As Jessica planned to write Founders At Work, Paul starts thinking about angel investing. “We sort of hashed up the idea for YC. It was very different from what it is today.” Paul wanted to work with the founders on their ideas. Jessica suggested that she could do everything else.
“I remember we were coming back from dinner and he said, “I’ll put $100,000 into this. We’ll just do it.” I said “Great.” Then we said, “Do either of us know how to do angel investing?” They brought in Trevor and Robert for the technical side, and Jessica took care of the rest. “I am not technical but Y Combinator would never have been incorporated if I had not been involved.” Paul has called Jessica the "Social Radar" because she is a great judge of character. Her intuition famously led to them reaching back out to the Reddit team who were initially turned down.
No One Cared About YC, but the Founders Powered Forward
Because of Paul’s essays, founders were already following him which helped get a few hundred applications in the first batch. They interviewed 25 in March of 2005. They funded 8 teams including the teams behind Reddit, Loopt, and Justin.TV. They learned quickly watching so many companies at once and stumbling onto the concept of batches.
Paul had seed funded the program himself, and without that it would have never gotten off the ground. “Investors just laughed at us,” Jessica said. “But we just moved forward. We called every rich person we knew in Boston and invited them to Demo Day.” 15 people showed up.
Even with Viaweb's success and engineering pedigree, they still received little to no attention. “Nobody knew me and my book wasn’t out.

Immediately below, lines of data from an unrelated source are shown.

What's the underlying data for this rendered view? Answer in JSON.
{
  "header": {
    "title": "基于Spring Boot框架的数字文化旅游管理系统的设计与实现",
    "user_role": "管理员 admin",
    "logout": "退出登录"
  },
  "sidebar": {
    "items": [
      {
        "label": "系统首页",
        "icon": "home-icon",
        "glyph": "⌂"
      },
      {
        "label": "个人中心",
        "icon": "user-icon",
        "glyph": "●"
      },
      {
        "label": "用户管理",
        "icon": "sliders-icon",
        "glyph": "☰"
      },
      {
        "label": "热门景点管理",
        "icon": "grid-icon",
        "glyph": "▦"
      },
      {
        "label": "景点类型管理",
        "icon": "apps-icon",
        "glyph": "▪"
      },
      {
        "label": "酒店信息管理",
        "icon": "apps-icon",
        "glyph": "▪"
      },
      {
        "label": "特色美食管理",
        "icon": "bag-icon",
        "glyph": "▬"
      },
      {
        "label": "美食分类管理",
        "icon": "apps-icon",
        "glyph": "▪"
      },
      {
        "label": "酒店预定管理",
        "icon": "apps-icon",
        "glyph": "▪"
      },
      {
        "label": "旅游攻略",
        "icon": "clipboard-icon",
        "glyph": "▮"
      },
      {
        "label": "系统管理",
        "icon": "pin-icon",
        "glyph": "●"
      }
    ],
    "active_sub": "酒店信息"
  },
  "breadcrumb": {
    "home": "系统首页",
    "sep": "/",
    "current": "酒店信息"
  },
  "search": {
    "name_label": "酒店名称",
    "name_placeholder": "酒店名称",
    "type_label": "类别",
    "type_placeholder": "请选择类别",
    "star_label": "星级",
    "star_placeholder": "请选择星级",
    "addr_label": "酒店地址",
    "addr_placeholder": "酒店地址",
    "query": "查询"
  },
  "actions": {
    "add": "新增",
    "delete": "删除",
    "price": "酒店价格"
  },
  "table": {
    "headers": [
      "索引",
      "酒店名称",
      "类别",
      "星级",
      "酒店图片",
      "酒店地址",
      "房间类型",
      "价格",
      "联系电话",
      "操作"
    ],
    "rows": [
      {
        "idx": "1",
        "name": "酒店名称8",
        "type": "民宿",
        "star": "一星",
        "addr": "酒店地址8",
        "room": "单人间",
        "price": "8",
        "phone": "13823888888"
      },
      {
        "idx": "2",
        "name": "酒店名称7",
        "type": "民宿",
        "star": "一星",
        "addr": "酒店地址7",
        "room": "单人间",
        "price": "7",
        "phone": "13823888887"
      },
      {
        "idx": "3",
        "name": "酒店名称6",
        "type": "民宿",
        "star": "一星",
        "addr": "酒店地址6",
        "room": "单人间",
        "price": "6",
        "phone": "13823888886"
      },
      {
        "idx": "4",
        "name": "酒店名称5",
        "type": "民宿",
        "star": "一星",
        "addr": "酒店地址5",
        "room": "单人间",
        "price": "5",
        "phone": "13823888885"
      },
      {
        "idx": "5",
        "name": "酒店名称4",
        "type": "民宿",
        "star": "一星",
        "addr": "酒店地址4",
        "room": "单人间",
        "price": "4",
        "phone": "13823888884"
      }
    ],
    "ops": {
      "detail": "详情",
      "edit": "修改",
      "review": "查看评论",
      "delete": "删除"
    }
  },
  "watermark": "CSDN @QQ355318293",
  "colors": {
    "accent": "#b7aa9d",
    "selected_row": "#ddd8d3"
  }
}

I was a definite nobody. But we just kept moving forward. Just doing a good job with the founders, helping them build a new product and the more our startups got out there people started paying attention.”
While they were founded in Cambridge, Massachusetts, more and more of their companies were getting funded in Silicon Valley. They could also sense they were onto something big, and didn’t want someone else to become "YC in Silicon Valley.”
Paul Graham recently wrote that, “Because Boston investors were so few and so timid, we used to ship Boston batches out for a second Demo Day in Silicon Valley. Dropbox was part of a Boston batch, which means all those Boston investors got the first look at Dropbox, and none of them closed the deal." After coming to the Valley Dropbox got funding from Sequoia Capital.
You're A Founder, Not A Movie Star
A lot of people are worried about the popularization of starting a company. From the Social Network movie, to the IPOs, to Palo Alto getting really really crowded again, the startup fever is back in full force.
“Dig down deep within yourself before you do this, and know it’s not very glamorous most of the time. It’s really hard, it’s very stressful, and very emotional.” Jessica warned entrepreneurs. “One day you’ll think you are just dying, and the next euphoric, and it’s very hard on people, especially, if they’re in relationships, in our families, and it’s not for everyone.”